명세서 전체에서, 어떤 부분이 다른 부분과 "연결(접속, 접촉, 결합)"되어 있다고 할 때, 이는 "직접적으로 연결"되어 있는 경우뿐 아니라, 그 중간에 다른 부재를 사이에 두고 "간접적으로 연결"되어 있는 경우도 포함한다. 또한 어떤 부분이 어떤 구성요소를 "포함"한다고 할 때, 이는 특별히 반대되는 기재가 없는 한 다른 구성요소를 제외하는 것이 아니라 다른 구성요소를 더 구비할 수 있다는 것을 의미한다.Throughout the specification, when a part is said to be "connected (connected, contacted, combined)" with another part, this is not only "directly connected", but also "indirectly connected" with another member in between. "Including cases where In addition, when a part "includes" a certain component, it means that it may further include other components without excluding other components unless otherwise stated.

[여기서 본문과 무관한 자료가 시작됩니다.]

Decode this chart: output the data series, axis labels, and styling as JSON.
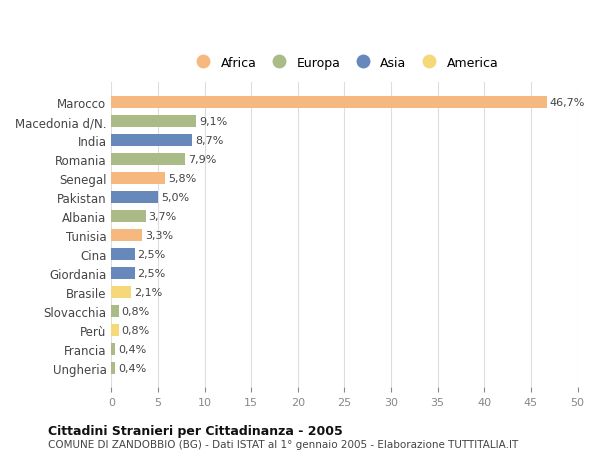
{
  "countries": [
    "Marocco",
    "Macedonia d/N.",
    "India",
    "Romania",
    "Senegal",
    "Pakistan",
    "Albania",
    "Tunisia",
    "Cina",
    "Giordania",
    "Brasile",
    "Slovacchia",
    "Perù",
    "Francia",
    "Ungheria"
  ],
  "values": [
    46.7,
    9.1,
    8.7,
    7.9,
    5.8,
    5.0,
    3.7,
    3.3,
    2.5,
    2.5,
    2.1,
    0.8,
    0.8,
    0.4,
    0.4
  ],
  "labels": [
    "46,7%",
    "9,1%",
    "8,7%",
    "7,9%",
    "5,8%",
    "5,0%",
    "3,7%",
    "3,3%",
    "2,5%",
    "2,5%",
    "2,1%",
    "0,8%",
    "0,8%",
    "0,4%",
    "0,4%"
  ],
  "continents": [
    "Africa",
    "Europa",
    "Asia",
    "Europa",
    "Africa",
    "Asia",
    "Europa",
    "Africa",
    "Asia",
    "Asia",
    "America",
    "Europa",
    "America",
    "Europa",
    "Europa"
  ],
  "continent_colors": {
    "Africa": "#F5B980",
    "Europa": "#AABB88",
    "Asia": "#6688BB",
    "America": "#F5D878"
  },
  "legend_order": [
    "Africa",
    "Europa",
    "Asia",
    "America"
  ],
  "title": "Cittadini Stranieri per Cittadinanza - 2005",
  "subtitle": "COMUNE DI ZANDOBBIO (BG) - Dati ISTAT al 1° gennaio 2005 - Elaborazione TUTTITALIA.IT",
  "xlim": [
    0,
    50
  ],
  "xticks": [
    0,
    5,
    10,
    15,
    20,
    25,
    30,
    35,
    40,
    45,
    50
  ],
  "background_color": "#ffffff",
  "grid_color": "#dddddd"
}
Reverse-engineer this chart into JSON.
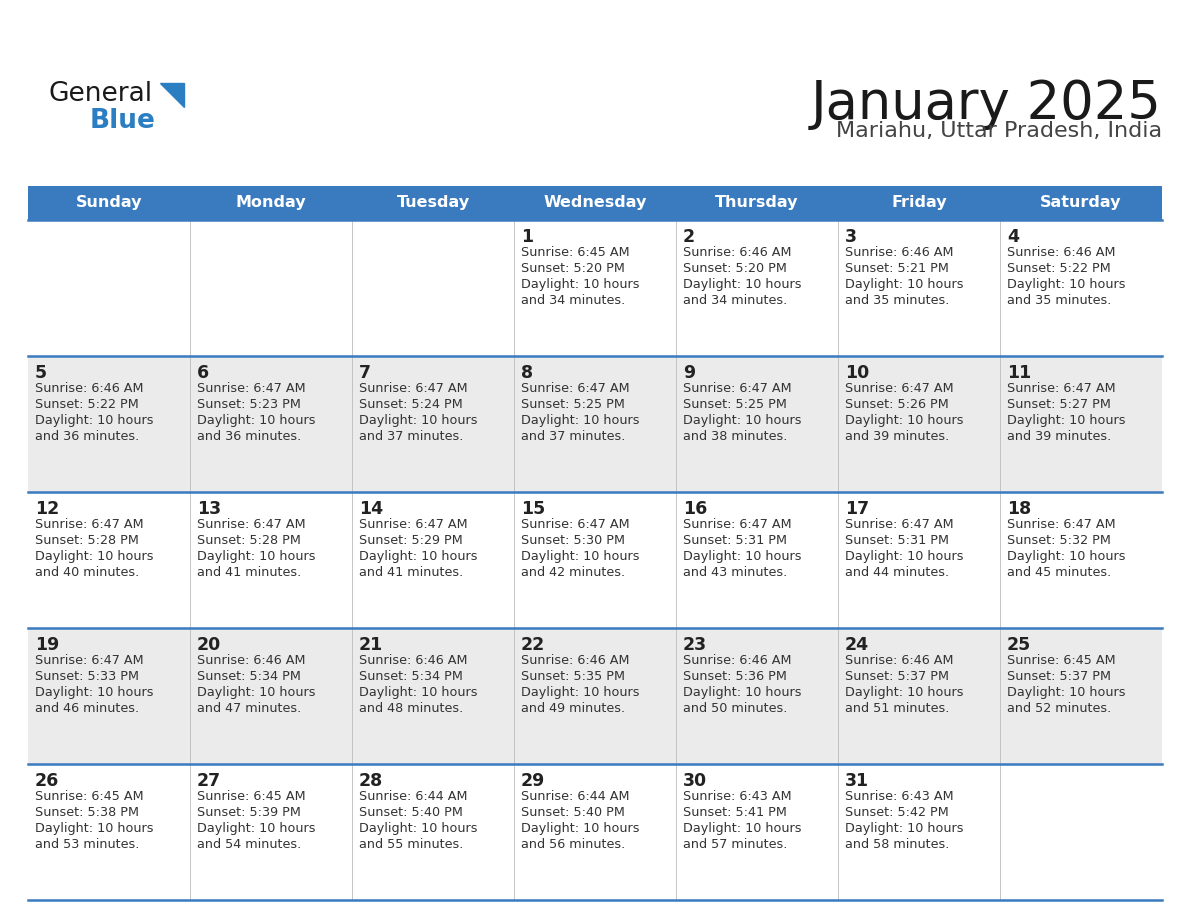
{
  "title": "January 2025",
  "subtitle": "Mariahu, Uttar Pradesh, India",
  "header_bg": "#3a7abf",
  "header_text": "#ffffff",
  "row_bg_even": "#ebebeb",
  "row_bg_odd": "#ffffff",
  "day_headers": [
    "Sunday",
    "Monday",
    "Tuesday",
    "Wednesday",
    "Thursday",
    "Friday",
    "Saturday"
  ],
  "calendar_data": [
    [
      {
        "day": "",
        "sunrise": "",
        "sunset": "",
        "daylight": ""
      },
      {
        "day": "",
        "sunrise": "",
        "sunset": "",
        "daylight": ""
      },
      {
        "day": "",
        "sunrise": "",
        "sunset": "",
        "daylight": ""
      },
      {
        "day": "1",
        "sunrise": "6:45 AM",
        "sunset": "5:20 PM",
        "daylight": "10 hours and 34 minutes."
      },
      {
        "day": "2",
        "sunrise": "6:46 AM",
        "sunset": "5:20 PM",
        "daylight": "10 hours and 34 minutes."
      },
      {
        "day": "3",
        "sunrise": "6:46 AM",
        "sunset": "5:21 PM",
        "daylight": "10 hours and 35 minutes."
      },
      {
        "day": "4",
        "sunrise": "6:46 AM",
        "sunset": "5:22 PM",
        "daylight": "10 hours and 35 minutes."
      }
    ],
    [
      {
        "day": "5",
        "sunrise": "6:46 AM",
        "sunset": "5:22 PM",
        "daylight": "10 hours and 36 minutes."
      },
      {
        "day": "6",
        "sunrise": "6:47 AM",
        "sunset": "5:23 PM",
        "daylight": "10 hours and 36 minutes."
      },
      {
        "day": "7",
        "sunrise": "6:47 AM",
        "sunset": "5:24 PM",
        "daylight": "10 hours and 37 minutes."
      },
      {
        "day": "8",
        "sunrise": "6:47 AM",
        "sunset": "5:25 PM",
        "daylight": "10 hours and 37 minutes."
      },
      {
        "day": "9",
        "sunrise": "6:47 AM",
        "sunset": "5:25 PM",
        "daylight": "10 hours and 38 minutes."
      },
      {
        "day": "10",
        "sunrise": "6:47 AM",
        "sunset": "5:26 PM",
        "daylight": "10 hours and 39 minutes."
      },
      {
        "day": "11",
        "sunrise": "6:47 AM",
        "sunset": "5:27 PM",
        "daylight": "10 hours and 39 minutes."
      }
    ],
    [
      {
        "day": "12",
        "sunrise": "6:47 AM",
        "sunset": "5:28 PM",
        "daylight": "10 hours and 40 minutes."
      },
      {
        "day": "13",
        "sunrise": "6:47 AM",
        "sunset": "5:28 PM",
        "daylight": "10 hours and 41 minutes."
      },
      {
        "day": "14",
        "sunrise": "6:47 AM",
        "sunset": "5:29 PM",
        "daylight": "10 hours and 41 minutes."
      },
      {
        "day": "15",
        "sunrise": "6:47 AM",
        "sunset": "5:30 PM",
        "daylight": "10 hours and 42 minutes."
      },
      {
        "day": "16",
        "sunrise": "6:47 AM",
        "sunset": "5:31 PM",
        "daylight": "10 hours and 43 minutes."
      },
      {
        "day": "17",
        "sunrise": "6:47 AM",
        "sunset": "5:31 PM",
        "daylight": "10 hours and 44 minutes."
      },
      {
        "day": "18",
        "sunrise": "6:47 AM",
        "sunset": "5:32 PM",
        "daylight": "10 hours and 45 minutes."
      }
    ],
    [
      {
        "day": "19",
        "sunrise": "6:47 AM",
        "sunset": "5:33 PM",
        "daylight": "10 hours and 46 minutes."
      },
      {
        "day": "20",
        "sunrise": "6:46 AM",
        "sunset": "5:34 PM",
        "daylight": "10 hours and 47 minutes."
      },
      {
        "day": "21",
        "sunrise": "6:46 AM",
        "sunset": "5:34 PM",
        "daylight": "10 hours and 48 minutes."
      },
      {
        "day": "22",
        "sunrise": "6:46 AM",
        "sunset": "5:35 PM",
        "daylight": "10 hours and 49 minutes."
      },
      {
        "day": "23",
        "sunrise": "6:46 AM",
        "sunset": "5:36 PM",
        "daylight": "10 hours and 50 minutes."
      },
      {
        "day": "24",
        "sunrise": "6:46 AM",
        "sunset": "5:37 PM",
        "daylight": "10 hours and 51 minutes."
      },
      {
        "day": "25",
        "sunrise": "6:45 AM",
        "sunset": "5:37 PM",
        "daylight": "10 hours and 52 minutes."
      }
    ],
    [
      {
        "day": "26",
        "sunrise": "6:45 AM",
        "sunset": "5:38 PM",
        "daylight": "10 hours and 53 minutes."
      },
      {
        "day": "27",
        "sunrise": "6:45 AM",
        "sunset": "5:39 PM",
        "daylight": "10 hours and 54 minutes."
      },
      {
        "day": "28",
        "sunrise": "6:44 AM",
        "sunset": "5:40 PM",
        "daylight": "10 hours and 55 minutes."
      },
      {
        "day": "29",
        "sunrise": "6:44 AM",
        "sunset": "5:40 PM",
        "daylight": "10 hours and 56 minutes."
      },
      {
        "day": "30",
        "sunrise": "6:43 AM",
        "sunset": "5:41 PM",
        "daylight": "10 hours and 57 minutes."
      },
      {
        "day": "31",
        "sunrise": "6:43 AM",
        "sunset": "5:42 PM",
        "daylight": "10 hours and 58 minutes."
      },
      {
        "day": "",
        "sunrise": "",
        "sunset": "",
        "daylight": ""
      }
    ]
  ],
  "logo_general_color": "#1a1a1a",
  "logo_blue_color": "#2b7ec1",
  "logo_triangle_color": "#2b7ec1",
  "border_line_color": "#3a7abf",
  "cell_text_color": "#333333",
  "day_num_color": "#222222",
  "title_color": "#1a1a1a",
  "subtitle_color": "#444444"
}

본 명세서에서 사용한 용어는 단지 특정한 실시예를 설명하기 위해 사용된 것으로, 본 발명을 한정하려는 의도가 아니다. 단수의 표현은 문맥상 명백하게 다르게 뜻하지 않는 한, 복수의 표현을 포함한다. 본 명세서에서, "포함하다" 또는 "가지다" 등의 용어는 명세서상에 기재된 특징, 숫자, 단계, 동작, 구성요소, 부품 또는 이들을 조합한 것이 존재함을 지정하려는 것이지, 하나 또는 그 이상의 다른 특징들이나 숫자, 단계, 동작, 구성요소, 부품 또는 이들을 조합한 것들의 존재 또는 부가 가능성을 미리 배제하지 않는 것으로 이해되어야 한다.Terms used in this specification are only used to describe specific embodiments, and are not intended to limit the present invention. Singular expressions include plural expressions unless the context clearly dictates otherwise. In this specification, terms such as "include" or "have" are intended to indicate that there is a feature, number, step, operation, component, part, or combination thereof described in the specification, but one or more other features It should be understood that the presence or addition of numbers, steps, operations, components, parts, or combinations thereof is not precluded.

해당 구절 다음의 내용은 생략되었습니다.